Jodi Radosh admits she was rushed on the afternoon of July 17, 2013. She was giving her old refrigerator one last scrubbing since she just received a new one and the old was going out in the garage. Her mind was elsewhere.
“I was busy with my two daughters and it was in the middle of a summer heat wave, I hadn’t eaten yet and was getting hungry. I was doing 18 things at once and I wasn’t even thinking when I stood up,” she remembers.
Then, Radosh hit her head—hard—on the freezer section above her old refrigerator.
“I knew I hit it really hard because my vision went black and I started seeing stars. I felt sick and I was crying because it hurt so bad,” she says.
Radosh called her husband, a family doctor, who advised her to stay still and ice her injury. But Radosh knew her responsibilities wouldn’t wait—she told herself she would be fine, sat for a few minutes with some ice, and tried to get on with her day. By later that evening, she thought she had recovered and dismissed the pain as just a bad headache. But the next morning, when she awoke to an intense migraine, nausea, dizziness, extreme fatigue and found it difficult to even stand up, she was scared. She knew something was very wrong.
“I felt like I was dying,” she says. “It felt like someone was smashing my head with a hammer and I was so nauseous and dizzy. I couldn’t take light and even the tiniest little noise drove me insane.

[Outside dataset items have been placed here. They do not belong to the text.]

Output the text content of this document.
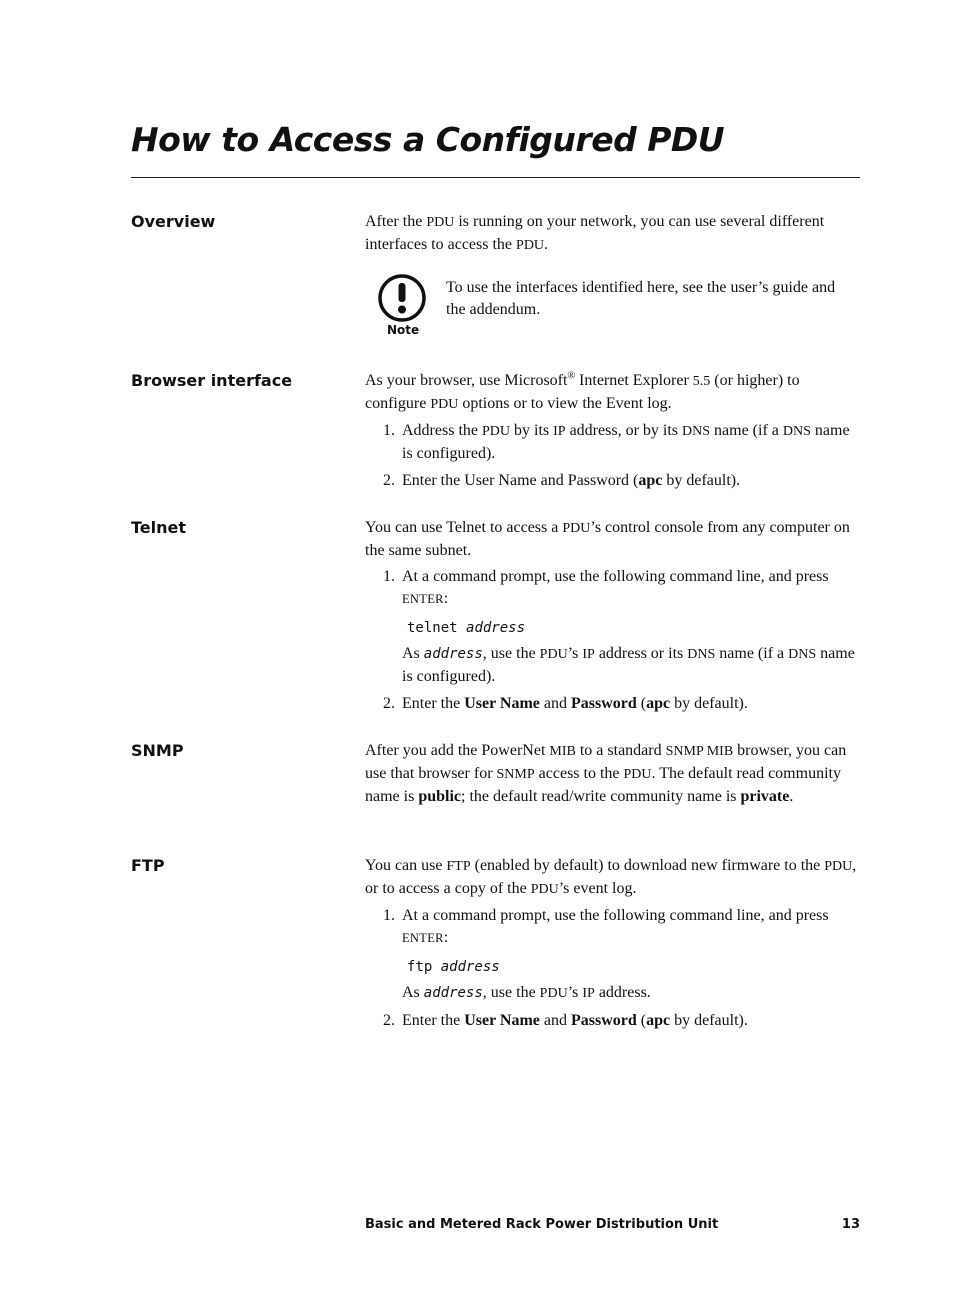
How to Access a Configured PDU
Overview	After the PDU is running on your network, you can use several different interfaces to access the PDU.

Note
To use the interfaces identified here, see the user’s guide and the addendum.
Browser interface	As your browser, use Microsoft® Internet Explorer 5.5 (or higher) to configure PDU options or to view the Event log.

1. Address the PDU by its IP address, or by its DNS name (if a DNS name is configured).
2. Enter the User Name and Password (apc by default).
Telnet	You can use Telnet to access a PDU’s control console from any computer on the same subnet.

1. At a command prompt, use the following command line, and press ENTER:
telnet address
As address, use the PDU’s IP address or its DNS name (if a DNS name is configured).
2. Enter the User Name and Password (apc by default).
SNMP	After you add the PowerNet MIB to a standard SNMP MIB browser, you can use that browser for SNMP access to the PDU. The default read community name is public; the default read/write community name is private.

FTP	You can use FTP (enabled by default) to download new firmware to the PDU, or to access a copy of the PDU’s event log.

1. At a command prompt, use the following command line, and press ENTER:
ftp address
As address, use the PDU’s IP address.
2. Enter the User Name and Password (apc by default).
Basic and Metered Rack Power Distribution Unit	13
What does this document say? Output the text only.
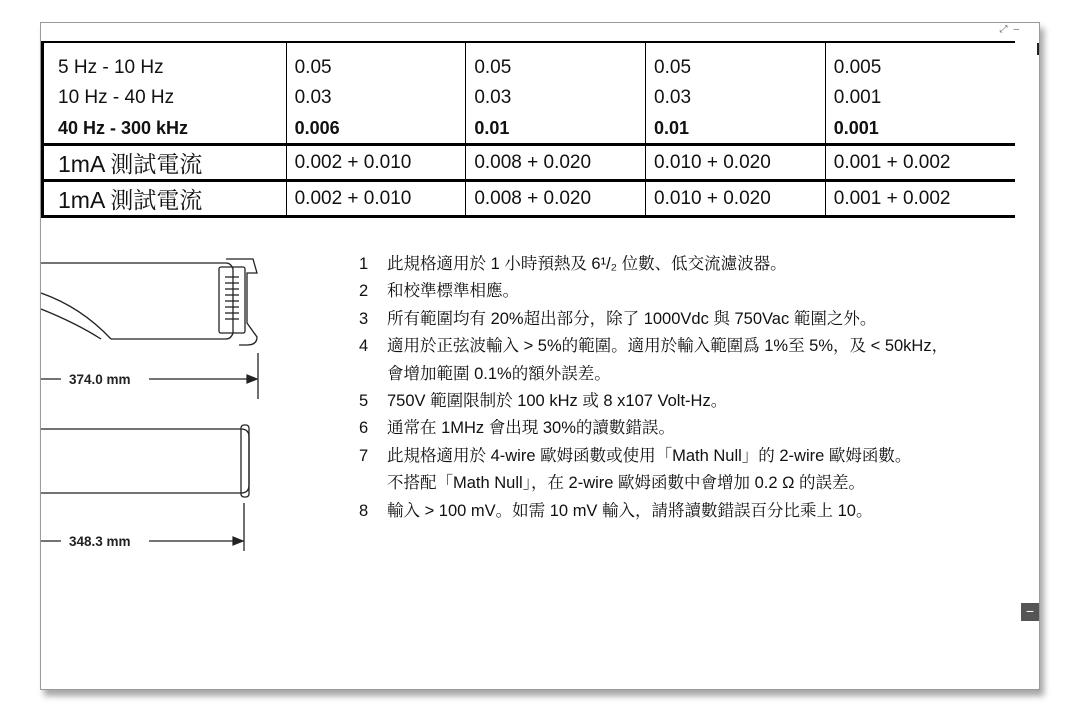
⤢–
5 Hz - 10 Hz	0.05	0.05	0.05	0.005
10 Hz - 40 Hz	0.03	0.03	0.03	0.001
40 Hz - 300 kHz	0.006	0.01	0.01	0.001
1mA 測試電流	0.002 + 0.010	0.008 + 0.020	0.010 + 0.020	0.001 + 0.002
1mA 測試電流	0.002 + 0.010	0.008 + 0.020	0.010 + 0.020	0.001 + 0.002
374.0 mm
348.3 mm
1 此規格適用於 1 小時預熱及 6¹/₂ 位數、低交流濾波器。
2 和校準標準相應。
3 所有範圍均有 20%超出部分，除了 1000Vdc 與 750Vac 範圍之外。
4 適用於正弦波輸入 > 5%的範圍。適用於輸入範圍爲 1%至 5%，及 < 50kHz，
會增加範圍 0.1%的額外誤差。
5 750V 範圍限制於 100 kHz 或 8 x107 Volt-Hz。
6 通常在 1MHz 會出現 30%的讀數錯誤。
7 此規格適用於 4-wire 歐姆函數或使用「Math Null」的 2-wire 歐姆函數。
不搭配「Math Null」，在 2-wire 歐姆函數中會增加 0.2 Ω 的誤差。
8 輸入 > 100 mV。如需 10 mV 輸入，請將讀數錯誤百分比乘上 10。
−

I could barely get out of bed.”
After medical evaluations determined she had suffered a bad concussion, Radosh was forced to put her summer plans on the back burner. Though she was hopeful the symptoms would be short lived, they continued throughout the rest of the summer. She experience bad bouts of vertigo, constant and painful migraines, and was so fatigued that she could barely walk down the stairs. Even with the windows shut and shades closed at home, she still couldn’t handle noise and light. Jodi and her family were concerned: Why wasn’t she getting better?
Nearly two months after initial injury, Radosh began undergoing therapy at Bryn Mawr Rehabilitation Hospital in Malvern, PA. A one-hour drive from her home in Sinking Spring, the first few trips were difficult for her.
“After my injury, I couldn’t even leave my house or get in the car to go anywhere because I couldn’t take any motion or be around any movement. The long trips to rehab were hard; we had to make stops along the way just so I could adjust,” she says.
Radosh began visiting the hospital weekly for ocular, physical, and vestibular therapy to address her motion sensitivity, neck problems, and eye problems. In her appointments, she finally began to find answers to questions she had had after her injury.
“I didn’t understand what was happening to me before going [to rehab]. I couldn’t leave my house, I couldn’t talk to people face to face – especially more than one person at a time. For nearly 6 months, I couldn’t look at my phone, or read, or watch TV or go on the computer. My whole life was put on hold, but my therapists helped explain everything to me,” she says. “I finally understood that I had a very bad concussion and it could take a long while before I was myself again. I don’t think people realize how debilitating and devastating concussions can be.”
Of her care at Bryn Mawr Rehab, Radosh says she appreciated the team approach to treatment.
“You need a support system to get through an injury like this, and I have that team support. My therapy team: physical therapists Beth Kolar and Kris Heintzelman, and occupational therapist Rita Marck as well as [neurologist] Dr. Long get together every Monday to talk about my case and make sure they’re all on the same page. They are good listeners, and they reassure me that we’ll get through this together. They have been a wonderful support system! I couldn’t get through this without them,” she says.
Now, 10 months after her injury, Radosh is slowly making progress, but says she knows she’s not back to where she was last July. She can watch TV, although only certain shows, and is starting to get out more. After her injury, Radosh wasn’t able to drive and even had trouble being a passenger when others drove her. Now, she is doing some driving locally. She says it has been very difficult not being able to return to her job as a college professor at Alvernia University.
“I really miss being on campus, but I feel fortunate my work has been so supportive and understanding,” she says.
She continues appointments at Bryn Mawr Rehab once every four-six weeks, and part of her therapy includes going to the mall and exposing herself again to crowds and stimulating environments.
“It’s a very slow recovery. I was a Type A, very busy person trying to balance being a mother, wife, volunteer, and college professor. I was just like everyone else…we’re all trying to balance a million things at once, and this injury really rocked my world,” she says.
Radosh started a concussion support group, and has found many other people in her area who have had similar experiences with concussions. The group meets regularly to discuss their progress, as some members are further out from their injuries than others. And when it comes to offering advice for concussion care, Radosh is always the first to share her story of care at Bryn Mawr Rehab. She has already referred several people.
“It’s a longer ride for us, about over an hour, but it’s worth it. My family and I have become such advocates for patients with brain injuries and concussions to go to Bryn Mawr Rehab. We can’t speak highly enough for the care that I’ve received.”